The Pharaohs use the relative movement and gravity of planets to accelerate their spaceships. Suppose a spaceship will pass by $n$ planets with orbital speeds $p[0], p[1], \ldots, p[n-1]$ in order. For each planet, the Pharaohs scientists can choose whether to accelerate the spaceship using this planet or not. To save energy, after accelerating by a planet with orbital speed $p[i]$, the spaceship cannot be accelerated using any planet with orbital speed $p[j] < p[i]$. In other words, the chosen planets form an increasing subsequence of $p[0], p[1], \ldots, p[n-1]$. A subsequence of p is a sequence that's derived from $p$ by deleting zero or more elements of $p$. For example $[0]$, $[]$, $[0,2]$ , and $[0,1,2]$ are subsequences of $[0,1,2]$, but $[2,1]$ is not.
The scientists have identified that there are a total of $k$ different ways a set of planets can be chosen to accelerate the spaceship, but they have lost their record of all the orbital speeds (even the value of $n$). However, they remember that $(p[0],p[1],\ldots, p[n-1])$ is a permutation of $\{0, 1, \ldots, n-1\}$. A permutation is a sequence containing each integer from $0$ to $n-1$ exactly once. Your task is to find one possible permutation $p[0], p[1], \ldots, p[n-1]$ of sufficiently small length.
You need to solve the problem for $q$ different spaceships. For each spaceship $i$, you get an integer $k_i$, representing the number of different ways a set of planets can be chosen to accelerate the spaceship. Your task is to find a sequence of orbital speeds with a small enough length $n_i$ such that there are exactly $k_i$ ways a subsequence of planets with increasing orbital speeds can be chosen.
Implementation details
You should implement the following procedure:
int[] construct_permutation(int64 k)
- $k$: is the desired number of increasing subsequences.
- This procedure should return an array of $n$ elements where each element is between $0$ and $n-1$ inclusive.
- The returned array must be a valid permutation having exactly $k$ increasing subsequences.
- This procedure is called a total $q$ of times. Each of these calls should be treated as a separate scenario.
Constraints
- $1 \le q \le 100$
- $2 \le k_i \le 10^{18}$ (for all $0 \leq i \le q-1$)
Subtasks
- (10 points) $2 \le k_i \le 90$ (for all $0 \leq i \le q-1$). If all permutations you used have length at most $90$ and are correct, you receive $10$ points, otherwise $0$.

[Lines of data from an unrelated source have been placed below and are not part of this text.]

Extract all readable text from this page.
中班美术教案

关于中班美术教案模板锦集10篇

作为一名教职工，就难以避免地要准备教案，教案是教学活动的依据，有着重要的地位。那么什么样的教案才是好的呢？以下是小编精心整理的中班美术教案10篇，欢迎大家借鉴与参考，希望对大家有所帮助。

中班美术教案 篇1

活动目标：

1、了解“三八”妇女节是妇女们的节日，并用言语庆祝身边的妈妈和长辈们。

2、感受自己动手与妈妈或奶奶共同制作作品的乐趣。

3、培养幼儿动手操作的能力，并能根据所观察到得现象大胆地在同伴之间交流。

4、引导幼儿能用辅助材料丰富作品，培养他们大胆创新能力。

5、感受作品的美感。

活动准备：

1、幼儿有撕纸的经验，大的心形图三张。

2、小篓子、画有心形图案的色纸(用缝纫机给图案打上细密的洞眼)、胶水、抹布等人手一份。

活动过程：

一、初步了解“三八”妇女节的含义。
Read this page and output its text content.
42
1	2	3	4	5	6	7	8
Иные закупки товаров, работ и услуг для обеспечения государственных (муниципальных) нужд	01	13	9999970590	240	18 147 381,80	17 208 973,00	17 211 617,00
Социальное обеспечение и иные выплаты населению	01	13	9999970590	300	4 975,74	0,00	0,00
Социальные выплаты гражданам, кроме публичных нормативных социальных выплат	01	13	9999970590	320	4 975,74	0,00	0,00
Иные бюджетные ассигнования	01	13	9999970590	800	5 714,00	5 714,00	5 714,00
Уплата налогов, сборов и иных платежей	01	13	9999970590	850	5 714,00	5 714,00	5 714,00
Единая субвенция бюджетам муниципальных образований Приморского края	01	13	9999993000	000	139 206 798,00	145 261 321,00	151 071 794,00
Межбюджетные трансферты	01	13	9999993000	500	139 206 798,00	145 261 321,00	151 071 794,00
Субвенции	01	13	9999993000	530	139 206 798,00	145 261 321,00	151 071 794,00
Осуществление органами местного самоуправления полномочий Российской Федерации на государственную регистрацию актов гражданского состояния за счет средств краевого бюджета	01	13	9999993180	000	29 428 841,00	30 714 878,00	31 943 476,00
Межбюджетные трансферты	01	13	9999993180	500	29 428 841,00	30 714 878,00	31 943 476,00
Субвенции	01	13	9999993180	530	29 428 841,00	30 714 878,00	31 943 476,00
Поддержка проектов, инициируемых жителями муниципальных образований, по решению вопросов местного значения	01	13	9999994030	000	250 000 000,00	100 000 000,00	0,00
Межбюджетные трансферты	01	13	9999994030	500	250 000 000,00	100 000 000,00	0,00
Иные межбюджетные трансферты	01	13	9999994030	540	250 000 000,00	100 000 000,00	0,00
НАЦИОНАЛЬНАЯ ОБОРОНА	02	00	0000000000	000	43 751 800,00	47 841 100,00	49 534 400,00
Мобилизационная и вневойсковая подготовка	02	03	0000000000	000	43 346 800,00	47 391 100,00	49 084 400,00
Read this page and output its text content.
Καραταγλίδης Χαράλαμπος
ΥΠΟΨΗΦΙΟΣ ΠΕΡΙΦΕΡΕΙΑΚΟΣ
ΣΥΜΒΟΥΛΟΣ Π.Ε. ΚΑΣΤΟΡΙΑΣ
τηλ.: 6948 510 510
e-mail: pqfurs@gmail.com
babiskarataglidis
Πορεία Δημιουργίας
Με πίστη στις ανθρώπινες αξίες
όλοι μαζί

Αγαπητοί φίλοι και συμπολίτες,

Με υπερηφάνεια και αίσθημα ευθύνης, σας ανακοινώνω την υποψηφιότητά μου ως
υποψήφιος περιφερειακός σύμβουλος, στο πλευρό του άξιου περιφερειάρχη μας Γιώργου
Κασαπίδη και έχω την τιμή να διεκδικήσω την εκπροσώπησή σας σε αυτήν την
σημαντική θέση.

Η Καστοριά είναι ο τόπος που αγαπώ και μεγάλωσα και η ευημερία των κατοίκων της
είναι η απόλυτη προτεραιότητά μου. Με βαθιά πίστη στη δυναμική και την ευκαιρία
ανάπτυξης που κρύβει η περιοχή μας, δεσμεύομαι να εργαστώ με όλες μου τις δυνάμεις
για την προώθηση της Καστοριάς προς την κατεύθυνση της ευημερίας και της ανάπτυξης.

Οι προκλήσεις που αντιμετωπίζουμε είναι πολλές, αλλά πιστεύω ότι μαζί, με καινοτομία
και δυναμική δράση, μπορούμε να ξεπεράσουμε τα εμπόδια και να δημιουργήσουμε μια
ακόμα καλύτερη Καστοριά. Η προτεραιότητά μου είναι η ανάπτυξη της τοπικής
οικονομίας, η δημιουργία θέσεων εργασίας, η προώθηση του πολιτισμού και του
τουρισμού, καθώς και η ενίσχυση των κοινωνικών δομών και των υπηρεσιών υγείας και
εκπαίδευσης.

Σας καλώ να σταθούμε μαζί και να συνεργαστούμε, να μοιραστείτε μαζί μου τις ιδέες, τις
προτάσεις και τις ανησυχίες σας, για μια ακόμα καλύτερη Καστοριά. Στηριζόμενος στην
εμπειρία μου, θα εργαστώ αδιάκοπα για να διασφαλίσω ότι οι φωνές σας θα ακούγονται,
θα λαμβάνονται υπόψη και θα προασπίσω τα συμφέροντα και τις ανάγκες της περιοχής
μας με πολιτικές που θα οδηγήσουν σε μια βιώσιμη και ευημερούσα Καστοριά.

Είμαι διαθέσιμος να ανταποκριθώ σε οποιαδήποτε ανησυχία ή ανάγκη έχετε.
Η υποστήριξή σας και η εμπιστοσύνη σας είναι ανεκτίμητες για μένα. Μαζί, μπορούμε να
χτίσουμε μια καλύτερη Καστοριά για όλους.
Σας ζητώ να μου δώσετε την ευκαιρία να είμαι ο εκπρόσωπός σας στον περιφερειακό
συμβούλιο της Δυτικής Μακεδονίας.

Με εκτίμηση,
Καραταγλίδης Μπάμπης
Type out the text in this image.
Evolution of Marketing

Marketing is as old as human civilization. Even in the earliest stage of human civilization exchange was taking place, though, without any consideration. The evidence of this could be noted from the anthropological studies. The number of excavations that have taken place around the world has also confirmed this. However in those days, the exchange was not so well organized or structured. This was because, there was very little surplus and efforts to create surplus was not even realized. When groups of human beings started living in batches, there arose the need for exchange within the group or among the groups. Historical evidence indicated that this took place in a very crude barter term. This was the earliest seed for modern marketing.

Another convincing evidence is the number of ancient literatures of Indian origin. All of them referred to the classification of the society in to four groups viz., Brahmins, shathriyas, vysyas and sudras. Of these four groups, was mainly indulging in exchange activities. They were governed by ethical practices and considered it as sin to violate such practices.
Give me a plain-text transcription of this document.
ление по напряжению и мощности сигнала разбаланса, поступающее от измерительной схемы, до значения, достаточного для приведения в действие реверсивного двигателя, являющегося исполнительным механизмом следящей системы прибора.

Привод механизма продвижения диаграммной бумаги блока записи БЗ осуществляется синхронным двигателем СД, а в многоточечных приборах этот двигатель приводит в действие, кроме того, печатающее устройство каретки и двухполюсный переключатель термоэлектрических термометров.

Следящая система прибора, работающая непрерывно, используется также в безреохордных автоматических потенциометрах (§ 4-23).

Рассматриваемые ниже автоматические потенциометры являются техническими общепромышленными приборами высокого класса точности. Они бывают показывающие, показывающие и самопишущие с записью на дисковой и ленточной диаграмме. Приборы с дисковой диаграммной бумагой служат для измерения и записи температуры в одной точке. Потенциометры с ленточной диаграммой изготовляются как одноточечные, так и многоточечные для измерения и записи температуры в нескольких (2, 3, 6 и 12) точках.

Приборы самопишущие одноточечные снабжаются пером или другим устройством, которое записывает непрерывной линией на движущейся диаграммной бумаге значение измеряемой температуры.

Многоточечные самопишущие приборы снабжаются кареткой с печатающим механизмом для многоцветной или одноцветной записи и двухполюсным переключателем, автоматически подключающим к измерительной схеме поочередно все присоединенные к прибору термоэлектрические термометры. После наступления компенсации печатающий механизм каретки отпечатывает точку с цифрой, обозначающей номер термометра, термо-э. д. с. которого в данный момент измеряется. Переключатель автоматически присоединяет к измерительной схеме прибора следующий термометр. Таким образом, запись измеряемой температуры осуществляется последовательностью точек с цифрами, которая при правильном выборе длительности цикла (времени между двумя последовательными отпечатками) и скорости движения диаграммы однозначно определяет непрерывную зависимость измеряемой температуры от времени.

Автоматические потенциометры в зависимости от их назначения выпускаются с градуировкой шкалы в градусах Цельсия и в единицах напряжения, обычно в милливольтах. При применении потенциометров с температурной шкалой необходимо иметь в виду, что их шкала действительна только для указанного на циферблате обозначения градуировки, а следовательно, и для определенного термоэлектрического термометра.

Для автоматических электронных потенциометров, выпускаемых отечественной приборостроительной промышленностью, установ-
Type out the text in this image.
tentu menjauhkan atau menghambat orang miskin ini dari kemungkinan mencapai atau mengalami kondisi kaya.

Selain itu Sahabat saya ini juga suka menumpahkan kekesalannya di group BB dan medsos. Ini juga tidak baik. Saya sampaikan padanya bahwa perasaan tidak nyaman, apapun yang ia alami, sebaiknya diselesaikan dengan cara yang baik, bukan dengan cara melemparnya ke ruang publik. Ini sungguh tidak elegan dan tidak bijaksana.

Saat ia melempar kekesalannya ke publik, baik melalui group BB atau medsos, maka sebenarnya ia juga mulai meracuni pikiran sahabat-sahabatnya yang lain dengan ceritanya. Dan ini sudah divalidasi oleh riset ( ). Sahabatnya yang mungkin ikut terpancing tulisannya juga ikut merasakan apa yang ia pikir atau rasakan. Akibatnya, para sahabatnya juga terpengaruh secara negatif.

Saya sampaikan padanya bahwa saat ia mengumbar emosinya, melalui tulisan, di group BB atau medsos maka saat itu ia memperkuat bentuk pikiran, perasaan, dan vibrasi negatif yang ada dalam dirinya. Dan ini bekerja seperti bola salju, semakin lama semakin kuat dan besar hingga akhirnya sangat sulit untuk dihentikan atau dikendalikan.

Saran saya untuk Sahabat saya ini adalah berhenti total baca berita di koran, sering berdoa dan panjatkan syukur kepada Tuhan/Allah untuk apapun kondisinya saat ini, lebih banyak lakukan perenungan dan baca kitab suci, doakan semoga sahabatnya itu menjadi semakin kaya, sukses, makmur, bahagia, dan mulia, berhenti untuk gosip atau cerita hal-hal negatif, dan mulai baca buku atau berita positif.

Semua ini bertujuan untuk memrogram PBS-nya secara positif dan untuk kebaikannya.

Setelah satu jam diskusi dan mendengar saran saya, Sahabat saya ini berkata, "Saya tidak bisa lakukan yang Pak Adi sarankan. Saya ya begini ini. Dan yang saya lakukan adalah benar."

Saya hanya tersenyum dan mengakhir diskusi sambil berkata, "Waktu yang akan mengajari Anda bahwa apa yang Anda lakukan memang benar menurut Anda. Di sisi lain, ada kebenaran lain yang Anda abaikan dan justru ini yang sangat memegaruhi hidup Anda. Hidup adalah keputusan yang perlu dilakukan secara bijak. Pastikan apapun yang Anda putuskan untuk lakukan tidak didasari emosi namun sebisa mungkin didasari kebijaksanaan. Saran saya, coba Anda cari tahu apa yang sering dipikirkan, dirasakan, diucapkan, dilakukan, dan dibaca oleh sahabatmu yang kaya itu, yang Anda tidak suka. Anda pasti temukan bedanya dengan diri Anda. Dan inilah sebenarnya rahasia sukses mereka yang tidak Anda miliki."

- (90 points) No additional constraints. For this subtask, let $m$ be the maximum permutation length you used in any scenario. Then, your score is calculated according to the following table:
| Condition | Score |
|---|---|
| $ m \le 90$ | $90$ |
| $90 \lt m \le 120$ | $90-\frac{(m-90)}{3}$ |
| $120 \lt m \le 5000$ | $$80-\frac{(m-120)}{65}$$ |
| $m \gt 5000$ | $0$ |
Example
Example 1
Consider the following call:
construct_permutation(3)
This procedure should return a permutation with exactly $3$ increasing subsequences. A possible answer is $[1,0]$, which has $[]$ (empty subsequence), $[0]$ and $[1]$ as increasing subsequences.
Example 2
Consider the following call:
construct_permutation(8)
This procedure should return a permutation with exactly $8$ increasing subsequences. A possible answer is $[0,1,2]$.
Sample grader
The sample grader reads the input in the following format:
- line $1$: $\,\,q$
- line $2+i$ ($0 \le i \le q-1$): $\,\,k_i$
The sample grader prints a single line for each $k_i$ containing the return value of construct_permutation, or an error message if one has occurred.